Louder fast paced music can also be beneficial, leading to high output, though changing volumes at slow tempos does little. Just keep in mind that loud music can damage your ears, or drown out things like traffic. Your danger response reflex will be dampened, so you may not notice a hazard until its too late.
Push It Real Good
Self-paced exercise, like what we do when we go for a run, ride or skate, is where the effect of music really shines. It has been demonstrated that motivational music (generally 140+ bpm) can enhance exertion without increasing perceived exertion. This means that they are increasing their speed, power, distance, what-have-you, without actually realising they are working harder!

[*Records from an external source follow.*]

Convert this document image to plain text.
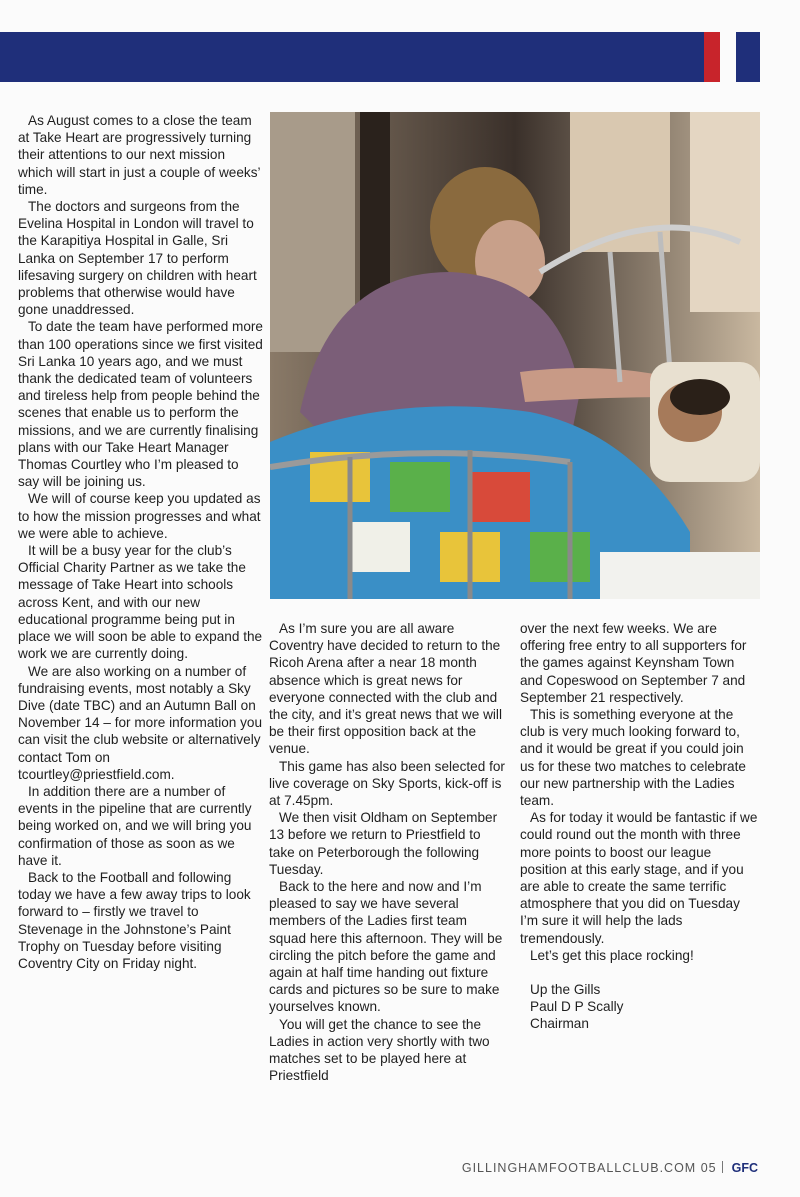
As August comes to a close the team at Take Heart are progressively turning their attentions to our next mission which will start in just a couple of weeks’ time.

The doctors and surgeons from the Evelina Hospital in London will travel to the Karapitiya Hospital in Galle, Sri Lanka on September 17 to perform lifesaving surgery on children with heart problems that otherwise would have gone unaddressed.

To date the team have performed more than 100 operations since we first visited Sri Lanka 10 years ago, and we must thank the dedicated team of volunteers and tireless help from people behind the scenes that enable us to perform the missions, and we are currently finalising plans with our Take Heart Manager Thomas Courtley who I’m pleased to say will be joining us.

We will of course keep you updated as to how the mission progresses and what we were able to achieve.

It will be a busy year for the club’s Official Charity Partner as we take the message of Take Heart into schools across Kent, and with our new educational programme being put in place we will soon be able to expand the work we are currently doing.

We are also working on a number of fundraising events, most notably a Sky Dive (date TBC) and an Autumn Ball on November 14 – for more information you can visit the club website or alternatively contact Tom on tcourtley@priestfield.com.

In addition there are a number of events in the pipeline that are currently being worked on, and we will bring you confirmation of those as soon as we have it.

Back to the Football and following today we have a few away trips to look forward to – firstly we travel to Stevenage in the Johnstone’s Paint Trophy on Tuesday before visiting Coventry City on Friday night.

As I’m sure you are all aware Coventry have decided to return to the Ricoh Arena after a near 18 month absence which is great news for everyone connected with the club and the city, and it’s great news that we will be their first opposition back at the venue.

This game has also been selected for live coverage on Sky Sports, kick-off is at 7.45pm.

We then visit Oldham on September 13 before we return to Priestfield to take on Peterborough the following Tuesday.

Back to the here and now and I’m pleased to say we have several members of the Ladies first team squad here this afternoon. They will be circling the pitch before the game and again at half time handing out fixture cards and pictures so be sure to make yourselves known.

You will get the chance to see the Ladies in action very shortly with two matches set to be played here at Priestfield

over the next few weeks. We are offering free entry to all supporters for the games against Keynsham Town and Copeswood on September 7 and September 21 respectively.

This is something everyone at the club is very much looking forward to, and it would be great if you could join us for these two matches to celebrate our new partnership with the Ladies team.

As for today it would be fantastic if we could round out the month with three more points to boost our league position at this early stage, and if you are able to create the same terrific atmosphere that you did on Tuesday I’m sure it will help the lads tremendously.

Let’s get this place rocking!

Up the Gills
Paul D P Scally
Chairman
GILLINGHAMFOOTBALLCLUB.COM 05 GFC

So how do we put this all together? Get an idea of where you are now, and where you want to be. Then, put together a play list of tracks that you love, aiming for a BPM range that matches your style, varying the tempo for your chosen workout, For example, my intervals playlist starts with a 140 warm-up, a 130 stretch song, then jumps around between 140-170, with a 180 ‘sprint’ song thrown in every now and then to pump up the motivation. Last season, I had a great ‘pyramid’ list, which started at 130, and got incrementally faster with each song, peaking with 3 minutes of 180 bpm before incrementally decreasing again. Then, like every good scientist, test, refine, repeat!
So load up your mp3 player, lace-up your boots, and get that heart rate pumping. Step aside dodgy AFL ‘peptides’: Music is the drug, a 100% legal performance-enhancing drug.